Mark Medley è il recensore di libri del National Post del Canada. Ecco la sua guida alle migliori librerie della più grande città del paese.

La nevicata invernale a Toronto è provvidenziale: ti permette di seguire le mie tracce in una città che ospita più scrittori di quanto possa fare qualsiasi altro luogo del paese. Margaret Atwood, Michael Ondaatje, Rohinton Mistry, Ann-Marie MacDonald… Perfino John Irving vi abita part-time. Le maggiori case editrici del paese si trovano tutte qui, ed è a Toronto che ogni novembre l’industria si riunisce per assegnare il Premio Giller.

Quando lascio il mio appartamento, gli scaffali rimangono a casa ma i libri mi seguono. Non ci sono escursioni a piedi a Toronto per i punti di riferimento della letteratura, come accade a Londra o New York, ma con lo sviluppo della città (ora è la quarta più grande del Nord America), i nostri autori hanno fatto un lavoro encomiabile nel trasformarne strade e vicoli in poesia e prosa.

Io vivo a tre isolati dallo storico St. Lawrence Market (foto sopra), una zona della città brillantemente raccontata da Michael Redhill nel suo romanzo del 2006 “Consolazione”, uno dei migliori esempi di romanzo storico canadese pubblicati negli ultimi anni. Salgo sul tram del Queen, a un passo da casa, che mi porta ad ovest a Trinity-Bellwoods, il miglior parco della città e, per pura coincidenza, dall’altra parte della strada rispetto a “Type” Books, 883 di Queen St.

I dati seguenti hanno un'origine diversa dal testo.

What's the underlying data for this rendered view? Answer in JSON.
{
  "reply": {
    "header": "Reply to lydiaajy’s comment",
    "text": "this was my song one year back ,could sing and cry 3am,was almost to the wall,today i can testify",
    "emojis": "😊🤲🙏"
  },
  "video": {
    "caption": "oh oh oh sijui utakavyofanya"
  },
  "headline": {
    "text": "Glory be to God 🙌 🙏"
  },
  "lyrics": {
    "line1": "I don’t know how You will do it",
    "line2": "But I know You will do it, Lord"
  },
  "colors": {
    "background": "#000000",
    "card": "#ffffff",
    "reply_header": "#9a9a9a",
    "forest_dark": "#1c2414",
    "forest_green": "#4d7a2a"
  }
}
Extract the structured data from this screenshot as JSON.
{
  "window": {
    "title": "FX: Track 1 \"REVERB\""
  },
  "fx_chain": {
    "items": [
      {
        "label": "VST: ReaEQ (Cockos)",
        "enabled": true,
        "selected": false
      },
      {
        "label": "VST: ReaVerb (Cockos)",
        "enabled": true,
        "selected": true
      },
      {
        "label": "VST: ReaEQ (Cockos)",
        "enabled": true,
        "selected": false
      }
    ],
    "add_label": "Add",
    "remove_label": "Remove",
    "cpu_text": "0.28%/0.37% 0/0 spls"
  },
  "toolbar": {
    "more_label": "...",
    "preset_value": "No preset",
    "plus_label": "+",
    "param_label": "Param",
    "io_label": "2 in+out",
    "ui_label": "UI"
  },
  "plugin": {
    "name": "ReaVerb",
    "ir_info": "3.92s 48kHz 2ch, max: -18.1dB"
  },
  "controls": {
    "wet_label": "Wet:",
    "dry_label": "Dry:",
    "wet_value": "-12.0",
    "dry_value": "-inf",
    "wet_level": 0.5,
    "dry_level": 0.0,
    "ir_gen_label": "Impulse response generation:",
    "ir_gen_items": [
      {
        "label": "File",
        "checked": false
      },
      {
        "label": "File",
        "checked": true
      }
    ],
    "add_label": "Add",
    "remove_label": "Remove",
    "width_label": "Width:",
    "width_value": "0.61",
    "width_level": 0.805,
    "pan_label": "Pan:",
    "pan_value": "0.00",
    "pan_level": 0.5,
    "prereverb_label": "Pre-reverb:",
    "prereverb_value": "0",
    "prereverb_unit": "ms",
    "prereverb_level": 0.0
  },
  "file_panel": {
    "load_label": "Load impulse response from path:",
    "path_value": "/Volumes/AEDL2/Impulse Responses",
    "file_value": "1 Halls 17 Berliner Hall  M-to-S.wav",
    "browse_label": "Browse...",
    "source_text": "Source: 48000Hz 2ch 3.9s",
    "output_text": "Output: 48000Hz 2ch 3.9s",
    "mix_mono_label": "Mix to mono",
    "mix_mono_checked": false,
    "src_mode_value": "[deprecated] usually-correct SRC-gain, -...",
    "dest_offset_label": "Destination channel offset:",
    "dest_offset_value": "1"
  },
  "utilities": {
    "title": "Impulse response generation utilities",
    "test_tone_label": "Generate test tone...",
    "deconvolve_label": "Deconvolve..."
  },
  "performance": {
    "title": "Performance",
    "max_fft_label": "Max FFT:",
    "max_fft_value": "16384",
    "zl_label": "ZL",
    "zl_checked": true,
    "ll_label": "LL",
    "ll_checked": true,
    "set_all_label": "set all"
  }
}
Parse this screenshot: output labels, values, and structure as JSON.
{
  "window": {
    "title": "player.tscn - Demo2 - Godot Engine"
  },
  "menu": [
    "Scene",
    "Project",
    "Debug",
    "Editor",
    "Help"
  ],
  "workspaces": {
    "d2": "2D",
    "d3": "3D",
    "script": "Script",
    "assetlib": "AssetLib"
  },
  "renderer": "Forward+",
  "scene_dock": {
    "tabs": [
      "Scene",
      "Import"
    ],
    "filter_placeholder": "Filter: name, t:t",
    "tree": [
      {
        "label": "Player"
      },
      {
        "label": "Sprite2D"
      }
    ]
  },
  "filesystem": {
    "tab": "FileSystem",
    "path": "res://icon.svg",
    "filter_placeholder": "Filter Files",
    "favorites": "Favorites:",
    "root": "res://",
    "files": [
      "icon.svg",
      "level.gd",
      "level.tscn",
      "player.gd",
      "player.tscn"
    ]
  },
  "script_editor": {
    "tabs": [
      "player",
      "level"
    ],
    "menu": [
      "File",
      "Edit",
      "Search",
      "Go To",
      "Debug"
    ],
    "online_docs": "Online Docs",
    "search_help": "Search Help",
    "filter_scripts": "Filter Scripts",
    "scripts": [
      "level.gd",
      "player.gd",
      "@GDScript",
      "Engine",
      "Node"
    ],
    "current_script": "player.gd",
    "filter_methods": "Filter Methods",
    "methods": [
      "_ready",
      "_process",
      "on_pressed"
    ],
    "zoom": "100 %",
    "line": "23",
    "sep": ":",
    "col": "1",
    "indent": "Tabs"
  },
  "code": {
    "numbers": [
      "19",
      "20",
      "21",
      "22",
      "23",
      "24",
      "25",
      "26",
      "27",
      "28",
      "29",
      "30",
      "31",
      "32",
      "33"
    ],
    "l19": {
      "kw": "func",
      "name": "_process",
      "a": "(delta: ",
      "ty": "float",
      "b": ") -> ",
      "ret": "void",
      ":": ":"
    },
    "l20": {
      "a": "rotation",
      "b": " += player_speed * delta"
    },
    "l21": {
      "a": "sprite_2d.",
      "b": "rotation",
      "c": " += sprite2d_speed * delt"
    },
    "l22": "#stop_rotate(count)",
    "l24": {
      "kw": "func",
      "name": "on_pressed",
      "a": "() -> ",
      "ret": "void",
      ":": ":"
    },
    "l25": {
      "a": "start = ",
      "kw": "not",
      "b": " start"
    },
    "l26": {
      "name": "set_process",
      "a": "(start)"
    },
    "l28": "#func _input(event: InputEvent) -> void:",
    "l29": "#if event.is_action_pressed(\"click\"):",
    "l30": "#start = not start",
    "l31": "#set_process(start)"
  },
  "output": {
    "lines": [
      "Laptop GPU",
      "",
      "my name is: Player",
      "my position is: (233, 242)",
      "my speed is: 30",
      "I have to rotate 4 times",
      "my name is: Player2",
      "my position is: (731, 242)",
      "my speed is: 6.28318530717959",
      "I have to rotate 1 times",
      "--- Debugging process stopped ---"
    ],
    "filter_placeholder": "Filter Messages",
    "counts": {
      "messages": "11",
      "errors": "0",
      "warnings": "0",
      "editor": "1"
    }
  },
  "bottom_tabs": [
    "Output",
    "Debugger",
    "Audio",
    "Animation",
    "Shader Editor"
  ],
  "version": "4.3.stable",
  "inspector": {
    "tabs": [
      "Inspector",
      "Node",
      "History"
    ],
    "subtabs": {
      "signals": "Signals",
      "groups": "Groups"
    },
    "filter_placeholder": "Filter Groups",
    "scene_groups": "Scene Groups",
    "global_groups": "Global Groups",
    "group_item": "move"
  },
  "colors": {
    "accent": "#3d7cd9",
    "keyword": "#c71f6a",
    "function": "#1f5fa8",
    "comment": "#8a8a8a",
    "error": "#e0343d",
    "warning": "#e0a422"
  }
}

West, una libreria curata con intelligenza, che promuove gli editori indipendenti della città.

Cammino verso nord fino a College Street, il cuore della Little Italy cittadina, dove mi assicuro sempre di dare un’occhiata ai nuovi arrivi di Balfour Books, 468 di College St. Da qui cammino verso est, passando per il campus storico dell’Università di Toronto, e, infine, arrivo a Yonge Street, spina dorsale della città.

Qui mi infilo nel mio negozio preferito di libri usati, Eliot’s (584 di Yonge St, +1 416 925 0268) i cui tre piani scricchiolano sotto il peso delle polverose edizioni economiche. A dieci minuti a piedi verso sud c’è la più grande libreria del mondo, al 20 di Edward St. La mia visita è agrodolce: il negozio mastodontico (circa 6.000 metri quadri) chiuderà a febbraio, è quindi il momento di passare in rassegna i suoi sterminati corridoi per l’ultima volta. Vivo in città da dieci anni, eppure ogni volta che ci metto piede torno indietro all’infanzia, stupito dal fatto che un unico luogo possa contenere così tanti libri. Almeno, il suo vicino, BMV Books (10 Edward St, +1 416 977 3087), rimarrà aperto: qui, ho sempre trovato un libro che non sapevo di stare cercando.

Taglio per il Centro di Eaton, mi dirigo verso il distretto finanziario della città, stranamente tranquillo nei fine settimana, che ospita la più bella libreria della città, Ben McNally Books (366 Bay St.), il cui omonimo proprietario, con i capelli grigi tirati indietro, raccolti in una coda di cavallo, è solito lavorare alla cassa. Salutamelo se ci vai, e infòrmati sugli eventi speciali che organizza in libreria.